Si los ladrones buscan aglomeraciones de gente para poder robar pasando desapercibidos, los supermercados, dependiendo de la hora del día, pueden ser un lugar propicio. No para robar dinero o hurtar las pertenencias a la gente, sino para llevarse sin pagar los productos de la estantería de forma disimulada. El pasado jueves, 22 de enero, la Guardia Urbana de Barcelona detuvo a dos ladrones que actuaban así en este tipo de establecimientos de alimentación. Concretamente, lo habían conseguido hacer en dos supermercados del distrito de Les Corts de la capital catalana.
Cazados con más de 500 euros en productos robados
Agentes de la Guardia Urbana que estaban haciendo patrullaje de paisano para garantizar la seguridad ciudadana y vigilar posibles robos vieron cómo dos hombres sospechosos salían de un supermercado con una mochila. Los policías, que ya olían que escondían algo, los detuvieron y registraron la bolsa, donde encontraron varios artículos de los que no pudieron acreditar su compra. Acto seguido, los acompañaron hasta el coche que tenían aparcado en las inmediaciones, donde se localizaron aún más artículos de los que tampoco pudieron aportar el ticket de compra. En total, 58 productos de dudosa procedencia.

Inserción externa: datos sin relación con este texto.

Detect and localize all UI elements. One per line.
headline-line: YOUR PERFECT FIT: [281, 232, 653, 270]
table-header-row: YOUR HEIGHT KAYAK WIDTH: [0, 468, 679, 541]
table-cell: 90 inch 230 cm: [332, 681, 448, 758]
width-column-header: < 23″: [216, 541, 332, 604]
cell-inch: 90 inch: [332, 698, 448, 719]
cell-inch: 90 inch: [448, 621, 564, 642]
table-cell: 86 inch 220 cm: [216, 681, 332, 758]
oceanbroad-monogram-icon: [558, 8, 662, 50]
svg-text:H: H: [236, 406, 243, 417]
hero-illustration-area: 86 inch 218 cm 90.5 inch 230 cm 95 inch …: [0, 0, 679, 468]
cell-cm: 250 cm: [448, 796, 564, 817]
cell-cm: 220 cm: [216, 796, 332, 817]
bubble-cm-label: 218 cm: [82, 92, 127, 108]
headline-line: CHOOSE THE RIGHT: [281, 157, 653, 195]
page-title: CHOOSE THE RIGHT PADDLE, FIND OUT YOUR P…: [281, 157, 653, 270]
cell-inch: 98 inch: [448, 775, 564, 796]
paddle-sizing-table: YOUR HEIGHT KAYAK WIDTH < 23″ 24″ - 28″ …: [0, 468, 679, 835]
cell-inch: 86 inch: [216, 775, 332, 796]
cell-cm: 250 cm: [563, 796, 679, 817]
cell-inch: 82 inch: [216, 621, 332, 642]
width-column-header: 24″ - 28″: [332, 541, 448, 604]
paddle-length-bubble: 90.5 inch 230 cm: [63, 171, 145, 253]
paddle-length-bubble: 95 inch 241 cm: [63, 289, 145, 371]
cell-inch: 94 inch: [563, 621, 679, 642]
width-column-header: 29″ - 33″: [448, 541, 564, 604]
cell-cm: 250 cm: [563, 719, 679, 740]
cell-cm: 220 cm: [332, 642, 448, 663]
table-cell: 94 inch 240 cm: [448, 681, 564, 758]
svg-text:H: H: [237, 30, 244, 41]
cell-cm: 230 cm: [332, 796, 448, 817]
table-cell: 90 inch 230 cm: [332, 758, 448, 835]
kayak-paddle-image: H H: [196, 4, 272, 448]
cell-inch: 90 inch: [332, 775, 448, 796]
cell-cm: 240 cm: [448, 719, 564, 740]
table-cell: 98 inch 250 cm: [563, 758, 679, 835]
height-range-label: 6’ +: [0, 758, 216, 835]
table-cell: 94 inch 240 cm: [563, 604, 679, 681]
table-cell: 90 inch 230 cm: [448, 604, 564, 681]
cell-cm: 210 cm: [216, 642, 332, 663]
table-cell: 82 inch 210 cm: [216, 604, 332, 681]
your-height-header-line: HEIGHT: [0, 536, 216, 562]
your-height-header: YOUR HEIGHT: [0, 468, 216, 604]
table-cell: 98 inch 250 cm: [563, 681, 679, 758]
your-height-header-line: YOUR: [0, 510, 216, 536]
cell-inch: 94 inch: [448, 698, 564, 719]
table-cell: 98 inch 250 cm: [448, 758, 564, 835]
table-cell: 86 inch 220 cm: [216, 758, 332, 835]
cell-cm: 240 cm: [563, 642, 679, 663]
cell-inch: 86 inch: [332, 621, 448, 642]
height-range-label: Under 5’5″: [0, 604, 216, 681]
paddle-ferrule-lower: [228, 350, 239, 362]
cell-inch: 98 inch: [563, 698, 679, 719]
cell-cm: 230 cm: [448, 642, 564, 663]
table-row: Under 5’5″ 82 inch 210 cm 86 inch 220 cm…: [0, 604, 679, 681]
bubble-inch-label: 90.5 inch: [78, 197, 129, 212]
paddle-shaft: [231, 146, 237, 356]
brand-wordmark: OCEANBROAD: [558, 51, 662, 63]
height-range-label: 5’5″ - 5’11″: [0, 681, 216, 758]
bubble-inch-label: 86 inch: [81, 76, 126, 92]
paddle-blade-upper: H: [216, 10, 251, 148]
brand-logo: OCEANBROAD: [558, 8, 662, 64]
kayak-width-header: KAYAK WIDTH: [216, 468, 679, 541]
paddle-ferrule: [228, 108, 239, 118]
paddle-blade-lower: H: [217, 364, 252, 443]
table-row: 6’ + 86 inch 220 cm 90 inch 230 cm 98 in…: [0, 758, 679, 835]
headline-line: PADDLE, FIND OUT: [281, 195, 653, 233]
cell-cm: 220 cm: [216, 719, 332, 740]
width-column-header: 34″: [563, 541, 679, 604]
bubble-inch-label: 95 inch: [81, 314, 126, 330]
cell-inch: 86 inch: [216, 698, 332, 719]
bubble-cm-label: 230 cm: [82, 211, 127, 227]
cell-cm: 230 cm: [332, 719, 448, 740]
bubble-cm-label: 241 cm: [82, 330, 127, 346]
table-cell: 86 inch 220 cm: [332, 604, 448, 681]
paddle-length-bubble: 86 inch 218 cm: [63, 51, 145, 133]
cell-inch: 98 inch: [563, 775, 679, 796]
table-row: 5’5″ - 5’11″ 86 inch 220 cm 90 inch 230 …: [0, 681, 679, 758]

Tras realizar diversas gestiones policiales, los agentes pudieron confirmar que todos los productos que los ladrones llevaban encima habían sido robados en dos supermercados de la zona y tenían un valor económico aproximado de unos 550 euros. Por este motivo, ambos ladrones, de quienes no se ha facilitado edad ni nacionalidad, así como tampoco si tenían antecedentes policiales previos, quedaron detenidos como presuntos autores de un delito de hurto. En cuanto a todos los artículos que habían robado, pudieron ser devueltos inmediatamente a los establecimientos afectados.